Съемки птицы-носорога закончились сюрпризом. Она сидела на ветке сухого дерева, и нас разделяло болото, покрытое водяными растениями изумрудного цвета. Мы осторожно побрели, проваливаясь по колено в противную грязь и морщась от запаха гнили. Дойдя до места, где было потверже, мы облегченно вздохнули: птица не улетела. Отсюда ее уже можно снимать крупным планом.

Чарльз расчехлил камеру и поставил треногу, стараясь не спугнуть птицу резким движением. В бинокль мне был отчетливо виден клюв, украшенный длинным ярко-красным отростком. Птица гордо поводила им из стороны в сторону. Мне показалось, она осознает, насколько оригинальна ее внешность. В мире пернатых самцы выделяются либо броской внешностью, либо звонким голосом. Бельканто у птиц-носорогов ниже всякой критики. Но при таком клюве трели и необязательны.

Чарльз поднес палец к кнопке, но, прежде чем камера успела зажужжать, птица расправила крылья и полетела прочь…

Мой спутник начал стоически сворачивать свое громоздкое хозяйство. Оглядевшись, я вдруг заметил в болоте среди зелени четыре оливково-зеленых треугольника — гребень хвоста маленького крокодила. Вот это удача! Мы не дыша двинулись к нему. Крокодильчик не шевелился. Похоже, он свято верил в свою маскировку.

Никакой подходящей тары у нас не было, поэтому я стянул с себя рубашку и понес ее перед собой. Мы находились уже в трех метрах от крокодила. Тот все еще не шевелился. Набрав побольше воздуха, я прыгнул и с размаху плюхнулся лицом в трясину. Неужели мимо?! Нет, под руками у меня что-то нервно задергалось. Шумно пыхтя, я встал на колени и цепко схватил узел. На помощь подоспел Чарльз. Стерев с лица налипшую грязь и тину, я взглянул на добычу.

Нам попался гавиал. Эти остроносые крокодилы вырастают до внушительных размеров, однако, несмотря на свой грозный вид, пользуются хорошей репутацией: они питаются исключительно рыбой и прочими обитателями водоемов. В литературе не зарегистрировано ни одного случая нападения гавиала на человека. (Теперь, правда, я мог сообщить о нападении человека на гавиала.)

Крокодиленок раскрыл челюсти, щедро усаженные зубами. Коричневые глазки не мигая смотрели на нас. Я предложил ему рукав рубашки. Он защелкнул его в пасти и не отпускал до тех пор, пока мы не добрались до «Крузинга».

Два дня гавиал прожил в большой бадье, которую мы поставили в клетке на палубе под навесом.
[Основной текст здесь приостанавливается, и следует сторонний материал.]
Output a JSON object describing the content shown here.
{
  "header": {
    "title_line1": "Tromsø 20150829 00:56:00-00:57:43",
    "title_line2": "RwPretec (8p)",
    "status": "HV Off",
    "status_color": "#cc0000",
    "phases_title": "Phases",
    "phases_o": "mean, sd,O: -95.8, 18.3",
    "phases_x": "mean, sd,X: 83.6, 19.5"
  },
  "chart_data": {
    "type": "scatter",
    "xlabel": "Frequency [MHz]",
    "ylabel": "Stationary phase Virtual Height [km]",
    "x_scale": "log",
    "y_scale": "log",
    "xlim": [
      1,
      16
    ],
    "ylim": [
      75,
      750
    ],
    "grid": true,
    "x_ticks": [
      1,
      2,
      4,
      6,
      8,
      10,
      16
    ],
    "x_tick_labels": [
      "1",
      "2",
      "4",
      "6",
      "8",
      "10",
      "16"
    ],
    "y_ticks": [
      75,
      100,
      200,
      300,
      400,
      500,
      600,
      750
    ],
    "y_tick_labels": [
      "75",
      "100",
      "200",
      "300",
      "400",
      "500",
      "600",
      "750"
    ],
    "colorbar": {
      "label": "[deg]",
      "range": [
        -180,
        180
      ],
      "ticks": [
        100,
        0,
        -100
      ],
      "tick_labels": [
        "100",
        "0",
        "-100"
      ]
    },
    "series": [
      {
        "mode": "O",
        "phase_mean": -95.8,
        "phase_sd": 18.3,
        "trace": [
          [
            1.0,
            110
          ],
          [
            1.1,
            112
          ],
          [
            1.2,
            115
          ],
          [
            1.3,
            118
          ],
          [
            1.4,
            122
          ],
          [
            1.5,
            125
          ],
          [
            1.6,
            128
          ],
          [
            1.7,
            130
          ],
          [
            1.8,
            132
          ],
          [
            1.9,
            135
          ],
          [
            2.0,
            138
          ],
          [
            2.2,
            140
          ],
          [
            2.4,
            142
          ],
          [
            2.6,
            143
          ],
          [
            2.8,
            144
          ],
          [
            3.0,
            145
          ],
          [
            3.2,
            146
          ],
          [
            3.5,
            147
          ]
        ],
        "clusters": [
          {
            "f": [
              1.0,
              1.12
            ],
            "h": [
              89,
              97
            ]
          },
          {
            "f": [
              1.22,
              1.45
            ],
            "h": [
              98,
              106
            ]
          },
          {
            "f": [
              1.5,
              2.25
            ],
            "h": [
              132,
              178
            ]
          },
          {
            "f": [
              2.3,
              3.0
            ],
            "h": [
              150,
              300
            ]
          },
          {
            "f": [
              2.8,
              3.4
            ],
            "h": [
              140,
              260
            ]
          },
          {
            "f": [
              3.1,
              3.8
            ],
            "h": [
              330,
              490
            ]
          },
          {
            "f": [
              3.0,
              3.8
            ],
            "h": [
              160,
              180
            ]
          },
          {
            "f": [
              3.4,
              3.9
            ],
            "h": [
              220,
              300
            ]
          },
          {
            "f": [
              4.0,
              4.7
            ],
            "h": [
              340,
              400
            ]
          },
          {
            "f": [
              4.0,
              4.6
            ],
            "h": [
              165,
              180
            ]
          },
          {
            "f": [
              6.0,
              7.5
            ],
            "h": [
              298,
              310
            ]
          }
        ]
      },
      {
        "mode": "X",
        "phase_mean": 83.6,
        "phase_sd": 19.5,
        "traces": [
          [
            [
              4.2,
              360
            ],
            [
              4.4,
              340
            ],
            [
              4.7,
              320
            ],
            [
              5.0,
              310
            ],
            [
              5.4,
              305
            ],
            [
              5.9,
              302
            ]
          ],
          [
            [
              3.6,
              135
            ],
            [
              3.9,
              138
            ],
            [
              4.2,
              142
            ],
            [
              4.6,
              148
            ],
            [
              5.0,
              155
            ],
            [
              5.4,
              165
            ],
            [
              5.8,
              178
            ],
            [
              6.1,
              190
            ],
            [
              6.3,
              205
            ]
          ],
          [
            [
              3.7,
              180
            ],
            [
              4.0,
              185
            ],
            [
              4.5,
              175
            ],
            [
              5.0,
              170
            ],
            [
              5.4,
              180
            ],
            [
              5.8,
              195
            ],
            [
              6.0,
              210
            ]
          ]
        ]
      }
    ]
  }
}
Экипаж отнесся к новому постояльцу без восторга, но Чарльз был очень доволен: он мог снимать крокодила почти в студийных условиях. Когда съемки закончились, мы отпустили «натуру», и Чарльз закончил эпизод кадрами плывущего к берегу крокодила.

Выключив камеру, он спросил:

— Ты с самого начала знал, что это не людоед?

— Нет, — честно признался я.

Вскоре мы покинули полуобжитый приморский край и пустились в плавание по местам, где сохранился первозданный богатейший лес. На пятый день катер подошел к деревушке. На высоком берегу виднелась крыша, едва различимая среди пальм. Глинистый откос круто сбегал к воде, до жилья надо было подниматься метров сто, не меньше. Мы причалили к маленькой пристани из связанных стволов на плаву, сошли на берег и стали карабкаться в гору по скользким, уложенным в ряд бревнам, служившим ступенями.

Наверху мы увидели первое на нашем пути селение даяков, окруженное пальмами и бамбуком. Оно состояло из одного-единственного деревянного дома длиной примерно полтораста метров, крытого дранкой и вознесенного над землей на трехметровых сваях. Вдоль всего фасада тянулась веранда, где толпились обитатели деревни, наблюдая за нами. В дом забираются по наклонному бревну. У входа нас встретил величавого вида старец — петингги, глава клана. Даан приветствовал его по-малайски, мы представились, и старик повел нас по дому к месту, где можно было спокойно сесть, закурить и побеседовать.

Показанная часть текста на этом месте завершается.